La construction d'un moulin à eau (voir détail ICI),
avec les bâtiments correspondants, est très coûteuse.
L'artisan qui l'entreprend se trouve face à plusieurs possibilités.
1. |
Soit, il dispose d'assez
de ressources pour la payer. Il sera dès lors pleinement
propriétaire du moulin. |
2. |
Soit, il devra emprunter tout ou partie
de l'argent nécessaire. Le moulin, une fois construit,
sera sa pleine propriété, mais il devra rembourser
son emprunt avec intérêts. S'il est en défaut
de paiement, le prêteur pourrait revendiquer la propriété
pleine ou partielle du moulin. |
3. |
Soit, il trouve une personne en mesure
de construire un moulin à ses frais, et de lui confier
son exploitation moyennant un partage équitable des
revenus. |
Diverses variantes de ces méthodes peuvent être imaginées,
notamment celles où l'exploitant reste propriétare
d'une partie seulement du capital.
La propriété des terres
Chez beaucoup d'espèces animales, le territoire
joue un grand rôle: l'oiseau en marque les frontières
par son chant, et le défend contre les intrus; le renard
y interdit la chasse à ses congénères. Mais
ce monopole n'est imposé qu'aux autres individus de la même
espèce.
L'homme, au contraire, une fois propriétaire d'une terre,
y impose en quelque sorte son règne absolu. Il en maîtrise
le sol, l'eau, les plantes, les animaux, ...
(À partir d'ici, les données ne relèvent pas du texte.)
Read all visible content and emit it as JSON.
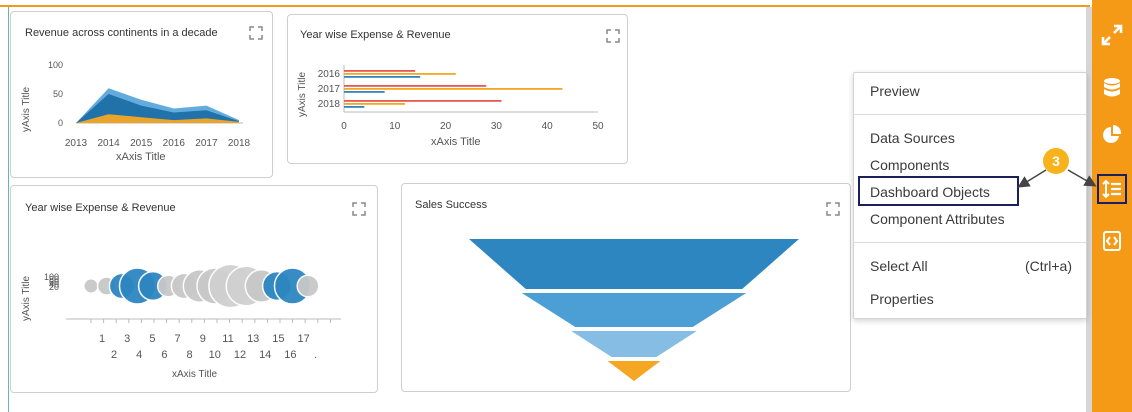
{
  "panels": {
    "revenue_continents": {
      "title": "Revenue across continents in a decade",
      "ylabel": "yAxis Title",
      "xlabel": "xAxis Title",
      "y_ticks": [
        "100",
        "50",
        "0"
      ],
      "x_ticks": [
        "2013",
        "2014",
        "2015",
        "2016",
        "2017",
        "2018"
      ]
    },
    "expense_revenue_bar": {
      "title": "Year wise Expense & Revenue",
      "ylabel": "yAxis Title",
      "xlabel": "xAxis Title",
      "y_ticks": [
        "2016",
        "2017",
        "2018"
      ],
      "x_ticks": [
        "0",
        "10",
        "20",
        "30",
        "40",
        "50"
      ]
    },
    "expense_revenue_bubble": {
      "title": "Year wise Expense & Revenue",
      "ylabel": "yAxis Title",
      "xlabel": "xAxis Title",
      "y_ticks": [
        "100",
        "80",
        "60",
        "40",
        "20"
      ],
      "x_ticks_top": [
        "1",
        "3",
        "5",
        "7",
        "9",
        "11",
        "13",
        "15",
        "17"
      ],
      "x_ticks_bottom": [
        "2",
        "4",
        "6",
        "8",
        "10",
        "12",
        "14",
        "16",
        "."
      ]
    },
    "sales_success": {
      "title": "Sales Success"
    }
  },
  "chart_data": [
    {
      "type": "area",
      "title": "Revenue across continents in a decade",
      "xlabel": "xAxis Title",
      "ylabel": "yAxis Title",
      "x": [
        2013,
        2014,
        2015,
        2016,
        2017,
        2018
      ],
      "ylim": [
        0,
        100
      ],
      "series": [
        {
          "values": [
            0,
            60,
            40,
            25,
            30,
            5
          ],
          "color": "#5aa6dd"
        },
        {
          "values": [
            0,
            50,
            30,
            18,
            22,
            3
          ],
          "color": "#1f6fa6"
        },
        {
          "values": [
            0,
            15,
            10,
            5,
            8,
            2
          ],
          "color": "#f5a623"
        }
      ]
    },
    {
      "type": "bar",
      "orientation": "horizontal",
      "title": "Year wise Expense & Revenue",
      "xlabel": "xAxis Title",
      "ylabel": "yAxis Title",
      "categories": [
        "2016",
        "2017",
        "2018"
      ],
      "xlim": [
        0,
        50
      ],
      "series": [
        {
          "values": [
            14,
            28,
            31
          ],
          "color": "#e8584f"
        },
        {
          "values": [
            22,
            43,
            12
          ],
          "color": "#f5a623"
        },
        {
          "values": [
            15,
            8,
            4
          ],
          "color": "#2e86c1"
        }
      ]
    },
    {
      "type": "scatter",
      "title": "Year wise Expense & Revenue",
      "xlabel": "xAxis Title",
      "ylabel": "yAxis Title",
      "ylim": [
        20,
        100
      ],
      "points": [
        {
          "x": 1,
          "y": 60,
          "size": 8,
          "color": "#c8c8c8"
        },
        {
          "x": 2,
          "y": 60,
          "size": 10,
          "color": "#c8c8c8"
        },
        {
          "x": 3,
          "y": 60,
          "size": 14,
          "color": "#2e86c1"
        },
        {
          "x": 4,
          "y": 60,
          "size": 20,
          "color": "#2e86c1"
        },
        {
          "x": 5,
          "y": 60,
          "size": 16,
          "color": "#2e86c1"
        },
        {
          "x": 6,
          "y": 60,
          "size": 12,
          "color": "#c8c8c8"
        },
        {
          "x": 7,
          "y": 60,
          "size": 14,
          "color": "#c8c8c8"
        },
        {
          "x": 8,
          "y": 60,
          "size": 18,
          "color": "#c8c8c8"
        },
        {
          "x": 9,
          "y": 60,
          "size": 20,
          "color": "#c8c8c8"
        },
        {
          "x": 10,
          "y": 60,
          "size": 24,
          "color": "#d0d0d0"
        },
        {
          "x": 11,
          "y": 60,
          "size": 22,
          "color": "#d0d0d0"
        },
        {
          "x": 12,
          "y": 60,
          "size": 18,
          "color": "#c8c8c8"
        },
        {
          "x": 13,
          "y": 60,
          "size": 16,
          "color": "#2e86c1"
        },
        {
          "x": 14,
          "y": 60,
          "size": 20,
          "color": "#2e86c1"
        },
        {
          "x": 15,
          "y": 60,
          "size": 12,
          "color": "#c8c8c8"
        }
      ]
    },
    {
      "type": "funnel",
      "title": "Sales Success",
      "stages": [
        {
          "value": 100,
          "color": "#2e86c1"
        },
        {
          "value": 68,
          "color": "#4c9fd4"
        },
        {
          "value": 38,
          "color": "#85bde4"
        },
        {
          "value": 16,
          "color": "#f5a623"
        }
      ]
    }
  ],
  "context_menu": {
    "items": [
      {
        "label": "Preview"
      },
      {
        "label": "Data Sources"
      },
      {
        "label": "Components"
      },
      {
        "label": "Dashboard Objects"
      },
      {
        "label": "Component Attributes"
      },
      {
        "label": "Select All",
        "shortcut": "(Ctrl+a)"
      },
      {
        "label": "Properties"
      }
    ]
  },
  "callout": {
    "number": "3"
  },
  "sidebar": {
    "icons": [
      "expand-icon",
      "database-icon",
      "pie-chart-icon",
      "dashboard-objects-icon",
      "script-icon"
    ],
    "color": "#f59a16"
  }
}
Quel homme eut, le premier, l'idée de poser une clôture,
et de déclarer "cette terre m'appartient"? Nul
ne le sait, mais il fut certes imité par beaucoup d'autres,
selon des modalités variables en fonction des lieux et des
époques.
En s'appropriant une terre, on entend se réserver:
- le droit d'y établir son habitation;
- la pratique de la chasse et de la pêche;
- la jouissance de son paysage;
- bref, tout avantage ou production qu'elle puisse permettre.
(même si dans notre société très organisée
ces droits souffrent de nombreuses limitations)
Au Moyen-Age, un seigneur possédait de vastes territoires
et concédait à des serfs le droit d'en cultiver
des portions délimitées, en échange de redevances
en nature. C'était une séparation entre capital et
travail, sur laquelle nous reviendrons plus loin.
Lors de la conquête de l'ouest, aux Etats-Unis (fin
XVIIIème et XIXème siècles), il était
assez aisé de se faire attribuer une terre et de l'exploiter.
Dès la colonisation, l'immensité du territoire a permis
aux Etats-Unis de considérer la propriété privée
de la terre comme un droit fondamental.
En Grande Bretagne, le General Enclosure Act de 1801 a
permis l'appropriation privée de terres jusqu'alors gérées
collectivement, ouvrant la voie à une agriculture beaucoup
plus intensive.
Aujourd'hui, la propriété des terres peut être
privée (individuelle, collective, ou le fait d'une société)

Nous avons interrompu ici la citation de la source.